The tiniest tense pause—then Mason and Pamela both burst into laughter.
It’s an old family joke. Years ago, when Mason was barely out of the academy, he was stuck working a major white-collar case in Houston over the holidays. It didn’t look like he’d be able to make it home in time for Christmas, but after driving across the state for seven hours straight, Mason arrived just as his family was sitting down to Christmas Eve dinner. Since his cell phone had died, all he could do was ring the bell and pound on the door—which his father at first refused to answer, thinking it must be carolers or donation seekers or some kind of exceptionally rude traveling salesman.
All these years later, the joke was still trotted out any time Mason showed up at his childhood home unannounced. Sure, it had gotten a little cheesy at this point. A little predictable. But Mason didn’t mind at all. Consistency, dependability, steadfastness—these were qualities he loved so much in his parents, married fifty-one years.
“Don’t just stand there, silly. Come in, come in!”
It breaks Mason’s heart, but he has to decline.
“Wish I could. But I’m working. I just stopped by to give you these.”
Mason removes the contents of the evidence bag, and Pamela’s eyes light up.
It’s a loose bouquet of local wildflowers, picked along the roadside: brown-eyed Susans, mountain pinks, blackfoot daisies, white asters.
As she takes them with a giant smile, Joe Randolph totters up to the doorway—slowly because of his arthritis and the oxygen tank he’s got to wheel along with him, but quick as he can
because his son is there.
“Gosh, it’s good to see you,” he says, pulling Mason into a bear hug.

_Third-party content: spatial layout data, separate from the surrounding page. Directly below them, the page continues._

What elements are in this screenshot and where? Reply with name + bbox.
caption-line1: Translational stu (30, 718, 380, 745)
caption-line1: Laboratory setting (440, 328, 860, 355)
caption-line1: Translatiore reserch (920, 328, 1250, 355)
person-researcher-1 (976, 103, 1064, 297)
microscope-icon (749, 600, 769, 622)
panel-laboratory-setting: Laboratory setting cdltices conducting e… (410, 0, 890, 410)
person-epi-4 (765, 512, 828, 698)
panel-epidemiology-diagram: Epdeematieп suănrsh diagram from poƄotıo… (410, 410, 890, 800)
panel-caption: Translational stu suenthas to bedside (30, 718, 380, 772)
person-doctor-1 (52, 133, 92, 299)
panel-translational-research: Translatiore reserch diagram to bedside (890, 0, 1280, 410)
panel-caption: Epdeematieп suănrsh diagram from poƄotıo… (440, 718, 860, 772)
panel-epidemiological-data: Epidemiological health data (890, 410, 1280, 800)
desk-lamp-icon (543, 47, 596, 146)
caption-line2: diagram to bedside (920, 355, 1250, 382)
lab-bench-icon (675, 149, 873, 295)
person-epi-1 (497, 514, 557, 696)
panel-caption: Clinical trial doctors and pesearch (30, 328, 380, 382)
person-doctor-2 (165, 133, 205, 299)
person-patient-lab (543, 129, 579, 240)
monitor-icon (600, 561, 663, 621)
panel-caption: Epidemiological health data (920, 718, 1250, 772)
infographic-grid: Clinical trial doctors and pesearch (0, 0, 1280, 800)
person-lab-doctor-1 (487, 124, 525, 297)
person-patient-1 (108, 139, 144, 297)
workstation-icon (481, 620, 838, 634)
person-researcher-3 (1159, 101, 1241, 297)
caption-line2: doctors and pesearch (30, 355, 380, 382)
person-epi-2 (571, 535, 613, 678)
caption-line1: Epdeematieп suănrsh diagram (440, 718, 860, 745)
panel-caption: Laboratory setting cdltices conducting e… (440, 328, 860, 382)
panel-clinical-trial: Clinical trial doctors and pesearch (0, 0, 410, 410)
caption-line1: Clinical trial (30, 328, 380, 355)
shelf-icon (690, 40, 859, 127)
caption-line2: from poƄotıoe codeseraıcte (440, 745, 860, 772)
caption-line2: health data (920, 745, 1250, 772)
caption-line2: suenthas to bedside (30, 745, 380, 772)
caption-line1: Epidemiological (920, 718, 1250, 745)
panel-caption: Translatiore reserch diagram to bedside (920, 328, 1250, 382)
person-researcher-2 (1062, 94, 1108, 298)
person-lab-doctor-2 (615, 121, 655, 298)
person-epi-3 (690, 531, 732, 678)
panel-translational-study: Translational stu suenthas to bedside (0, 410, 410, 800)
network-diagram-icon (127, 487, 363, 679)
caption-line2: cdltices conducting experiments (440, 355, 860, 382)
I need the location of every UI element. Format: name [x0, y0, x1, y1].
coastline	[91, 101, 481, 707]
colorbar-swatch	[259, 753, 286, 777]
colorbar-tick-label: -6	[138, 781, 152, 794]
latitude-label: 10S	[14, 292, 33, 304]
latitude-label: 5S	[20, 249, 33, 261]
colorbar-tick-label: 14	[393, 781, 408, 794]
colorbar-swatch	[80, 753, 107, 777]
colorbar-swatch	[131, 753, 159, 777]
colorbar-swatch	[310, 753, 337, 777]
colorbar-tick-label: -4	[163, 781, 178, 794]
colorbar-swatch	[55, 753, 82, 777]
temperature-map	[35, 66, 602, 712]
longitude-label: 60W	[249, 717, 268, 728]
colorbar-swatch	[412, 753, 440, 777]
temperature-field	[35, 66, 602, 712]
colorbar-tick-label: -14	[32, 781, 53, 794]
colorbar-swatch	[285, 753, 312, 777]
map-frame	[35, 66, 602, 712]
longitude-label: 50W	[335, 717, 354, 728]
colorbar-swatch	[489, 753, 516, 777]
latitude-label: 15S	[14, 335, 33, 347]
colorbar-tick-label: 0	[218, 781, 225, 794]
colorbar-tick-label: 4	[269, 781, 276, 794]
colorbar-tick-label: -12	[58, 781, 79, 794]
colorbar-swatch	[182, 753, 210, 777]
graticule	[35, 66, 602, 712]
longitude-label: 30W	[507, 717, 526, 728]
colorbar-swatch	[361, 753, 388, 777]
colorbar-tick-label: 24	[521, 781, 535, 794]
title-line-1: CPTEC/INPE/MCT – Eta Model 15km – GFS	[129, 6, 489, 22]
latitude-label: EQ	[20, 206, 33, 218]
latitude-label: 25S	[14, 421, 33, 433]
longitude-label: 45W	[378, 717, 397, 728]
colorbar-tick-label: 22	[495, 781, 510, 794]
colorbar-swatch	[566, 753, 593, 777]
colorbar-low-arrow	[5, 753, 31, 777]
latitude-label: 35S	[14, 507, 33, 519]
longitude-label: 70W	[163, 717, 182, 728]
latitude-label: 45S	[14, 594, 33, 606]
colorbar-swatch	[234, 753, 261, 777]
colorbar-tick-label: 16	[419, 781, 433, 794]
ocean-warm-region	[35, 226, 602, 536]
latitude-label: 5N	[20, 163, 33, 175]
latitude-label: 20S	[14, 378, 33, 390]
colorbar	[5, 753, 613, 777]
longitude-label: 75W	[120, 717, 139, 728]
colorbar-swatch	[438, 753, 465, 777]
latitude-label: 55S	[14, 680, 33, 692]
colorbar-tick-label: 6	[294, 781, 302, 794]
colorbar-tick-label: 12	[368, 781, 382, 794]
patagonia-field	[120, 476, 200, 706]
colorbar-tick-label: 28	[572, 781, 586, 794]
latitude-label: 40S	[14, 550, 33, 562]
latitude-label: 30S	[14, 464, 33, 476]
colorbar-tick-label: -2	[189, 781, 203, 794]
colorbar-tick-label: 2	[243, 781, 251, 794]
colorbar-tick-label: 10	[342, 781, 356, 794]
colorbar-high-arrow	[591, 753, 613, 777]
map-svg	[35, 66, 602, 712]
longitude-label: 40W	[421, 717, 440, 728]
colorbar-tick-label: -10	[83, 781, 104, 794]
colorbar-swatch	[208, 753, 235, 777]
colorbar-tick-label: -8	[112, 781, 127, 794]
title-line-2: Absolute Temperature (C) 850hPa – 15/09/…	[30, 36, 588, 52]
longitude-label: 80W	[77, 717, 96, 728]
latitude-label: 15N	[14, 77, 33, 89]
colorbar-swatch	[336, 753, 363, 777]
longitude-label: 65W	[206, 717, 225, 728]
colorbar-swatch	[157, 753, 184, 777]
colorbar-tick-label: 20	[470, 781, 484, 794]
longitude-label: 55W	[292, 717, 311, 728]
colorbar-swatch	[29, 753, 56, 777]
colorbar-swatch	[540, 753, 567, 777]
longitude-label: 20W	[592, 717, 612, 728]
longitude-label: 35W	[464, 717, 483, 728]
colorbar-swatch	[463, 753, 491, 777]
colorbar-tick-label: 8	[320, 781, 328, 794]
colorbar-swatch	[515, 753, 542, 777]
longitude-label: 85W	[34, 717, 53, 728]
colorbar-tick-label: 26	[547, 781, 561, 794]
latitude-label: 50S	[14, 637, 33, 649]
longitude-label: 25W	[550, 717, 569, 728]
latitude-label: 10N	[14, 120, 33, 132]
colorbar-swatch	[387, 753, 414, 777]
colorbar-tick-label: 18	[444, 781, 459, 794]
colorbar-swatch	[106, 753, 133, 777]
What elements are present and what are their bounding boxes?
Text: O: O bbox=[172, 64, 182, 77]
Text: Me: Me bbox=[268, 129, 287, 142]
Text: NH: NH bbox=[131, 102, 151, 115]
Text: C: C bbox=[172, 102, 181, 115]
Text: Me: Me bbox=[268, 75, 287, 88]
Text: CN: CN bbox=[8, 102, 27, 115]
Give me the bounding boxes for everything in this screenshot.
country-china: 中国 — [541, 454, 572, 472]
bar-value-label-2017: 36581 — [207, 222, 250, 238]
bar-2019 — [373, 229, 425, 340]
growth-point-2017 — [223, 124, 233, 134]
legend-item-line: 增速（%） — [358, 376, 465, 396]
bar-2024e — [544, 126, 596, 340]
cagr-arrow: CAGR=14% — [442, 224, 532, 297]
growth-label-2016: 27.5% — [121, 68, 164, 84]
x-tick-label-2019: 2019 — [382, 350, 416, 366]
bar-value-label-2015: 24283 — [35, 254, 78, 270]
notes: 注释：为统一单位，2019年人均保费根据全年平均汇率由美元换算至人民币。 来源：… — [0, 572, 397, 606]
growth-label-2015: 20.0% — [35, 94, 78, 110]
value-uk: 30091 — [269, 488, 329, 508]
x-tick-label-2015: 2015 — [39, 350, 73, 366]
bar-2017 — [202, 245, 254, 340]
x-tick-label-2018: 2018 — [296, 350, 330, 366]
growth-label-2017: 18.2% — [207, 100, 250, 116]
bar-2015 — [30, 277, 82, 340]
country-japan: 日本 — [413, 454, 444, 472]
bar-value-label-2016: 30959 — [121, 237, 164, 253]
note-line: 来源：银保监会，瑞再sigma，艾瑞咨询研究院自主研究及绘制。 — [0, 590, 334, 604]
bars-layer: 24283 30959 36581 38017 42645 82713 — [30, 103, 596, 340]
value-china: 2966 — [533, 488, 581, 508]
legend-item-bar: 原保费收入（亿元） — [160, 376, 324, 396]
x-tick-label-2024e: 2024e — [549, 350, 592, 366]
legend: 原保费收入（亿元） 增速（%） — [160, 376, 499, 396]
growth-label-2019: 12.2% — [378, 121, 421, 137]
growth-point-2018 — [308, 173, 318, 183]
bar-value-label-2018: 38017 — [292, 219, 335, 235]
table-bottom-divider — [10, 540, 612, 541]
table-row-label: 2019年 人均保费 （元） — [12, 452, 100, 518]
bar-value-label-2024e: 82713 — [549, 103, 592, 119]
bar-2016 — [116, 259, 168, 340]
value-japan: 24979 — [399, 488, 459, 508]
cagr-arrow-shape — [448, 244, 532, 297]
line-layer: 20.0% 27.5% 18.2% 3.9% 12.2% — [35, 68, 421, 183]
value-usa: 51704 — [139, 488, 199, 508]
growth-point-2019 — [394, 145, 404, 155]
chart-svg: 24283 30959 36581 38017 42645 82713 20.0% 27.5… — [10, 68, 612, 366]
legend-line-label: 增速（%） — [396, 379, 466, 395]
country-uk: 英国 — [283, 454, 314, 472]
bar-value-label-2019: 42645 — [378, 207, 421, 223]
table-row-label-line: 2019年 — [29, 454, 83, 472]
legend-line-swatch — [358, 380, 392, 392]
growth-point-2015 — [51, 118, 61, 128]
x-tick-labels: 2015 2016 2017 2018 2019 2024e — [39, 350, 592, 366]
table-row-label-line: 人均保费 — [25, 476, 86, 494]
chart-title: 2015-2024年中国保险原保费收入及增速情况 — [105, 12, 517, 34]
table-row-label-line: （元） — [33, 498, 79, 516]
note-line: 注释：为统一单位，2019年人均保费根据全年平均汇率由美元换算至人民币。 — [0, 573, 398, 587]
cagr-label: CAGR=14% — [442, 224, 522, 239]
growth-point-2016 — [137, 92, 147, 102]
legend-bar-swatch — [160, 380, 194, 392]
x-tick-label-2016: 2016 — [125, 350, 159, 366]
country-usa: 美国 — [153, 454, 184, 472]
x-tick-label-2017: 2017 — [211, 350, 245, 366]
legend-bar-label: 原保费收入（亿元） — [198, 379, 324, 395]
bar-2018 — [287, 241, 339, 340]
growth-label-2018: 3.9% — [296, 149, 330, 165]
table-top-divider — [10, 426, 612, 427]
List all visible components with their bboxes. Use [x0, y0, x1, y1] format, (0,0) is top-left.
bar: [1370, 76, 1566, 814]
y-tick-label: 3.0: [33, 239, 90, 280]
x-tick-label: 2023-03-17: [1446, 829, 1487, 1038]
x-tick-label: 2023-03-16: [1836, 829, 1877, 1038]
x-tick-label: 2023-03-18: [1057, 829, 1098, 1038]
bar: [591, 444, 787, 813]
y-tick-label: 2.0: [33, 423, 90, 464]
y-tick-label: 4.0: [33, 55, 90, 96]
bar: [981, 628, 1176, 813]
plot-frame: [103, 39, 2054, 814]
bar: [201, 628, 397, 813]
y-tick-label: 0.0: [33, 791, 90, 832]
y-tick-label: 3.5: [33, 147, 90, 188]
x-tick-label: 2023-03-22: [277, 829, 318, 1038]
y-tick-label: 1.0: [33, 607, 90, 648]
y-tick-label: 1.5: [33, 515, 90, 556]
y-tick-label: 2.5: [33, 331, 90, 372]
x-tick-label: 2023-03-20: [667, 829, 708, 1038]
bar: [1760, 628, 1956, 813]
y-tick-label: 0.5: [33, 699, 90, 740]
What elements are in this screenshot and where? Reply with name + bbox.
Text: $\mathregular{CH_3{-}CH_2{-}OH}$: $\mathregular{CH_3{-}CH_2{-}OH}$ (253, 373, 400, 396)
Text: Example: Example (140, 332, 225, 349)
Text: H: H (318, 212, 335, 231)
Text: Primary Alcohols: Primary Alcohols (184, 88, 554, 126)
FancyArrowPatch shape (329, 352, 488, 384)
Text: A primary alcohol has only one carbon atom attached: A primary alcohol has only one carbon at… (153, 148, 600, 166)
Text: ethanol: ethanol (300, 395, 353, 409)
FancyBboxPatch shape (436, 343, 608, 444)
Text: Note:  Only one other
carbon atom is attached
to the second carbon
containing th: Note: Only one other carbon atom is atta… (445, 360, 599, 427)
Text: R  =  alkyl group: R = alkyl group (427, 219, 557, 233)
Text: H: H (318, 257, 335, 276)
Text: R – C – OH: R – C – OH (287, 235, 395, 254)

“You too, Pop. How’re you feeling?”
Joe shrugs. Like his son, he’s not one to complain, no matter how hard life gets.
“I didn’t think we’d get to see you for another two weeks,” he says, changing the subject away from his health. “Lemme guess. You got a case nearby?”
Mason nods. “Chasing down a lead in Scurry. Thought I’d stop in.”
“Well, we’re so glad you did,” Pamela says, her eyelids still fluttering with joy.
Then Joe’s expression turns serious. He grips Mason’s shoulder, his grasp trembling from age, but still firm as iron. He looks his son dead in the eyes.
“Whoever you’re after, whatever they done…you’re gonna catch ’em?”
“Pop…you bet I am.”
6 minutes, 15 seconds
I never thought this day would come.
“Dearly beloved…”
Not in all my life.
“…we are gathered here today…”
What I mean is, I never thought this day would come again.
“…to celebrate the holy union of Margaret Elizabeth Rourke…”
Suddenly I feel sixteen again, as giggly as I did the first time I went to my high school prom. As beautiful as I did the first time I was crowned Miss Scurry County.
But about a million times happier than I did the first time…I was a bride.
Charlie wasn’t a bad man. Just a young one. We were both still kids, foolish and drunk in love. Drunk in lust, really. (In Charlie’s case, he was often drunk on something else, too.) When I got pregnant at twenty, he surprised me by doing what he thought was the noble thing. He proposed—even though I wasn’t sure it was what I wanted.
When the county judge at our simple courthouse ceremony asked us that big final question, I thought I was being coy and cute when I said with a smile, “I guess I do.” I understand now that was my doubt bubbling up to the surface.
I realized pretty quick that I should have listened to it.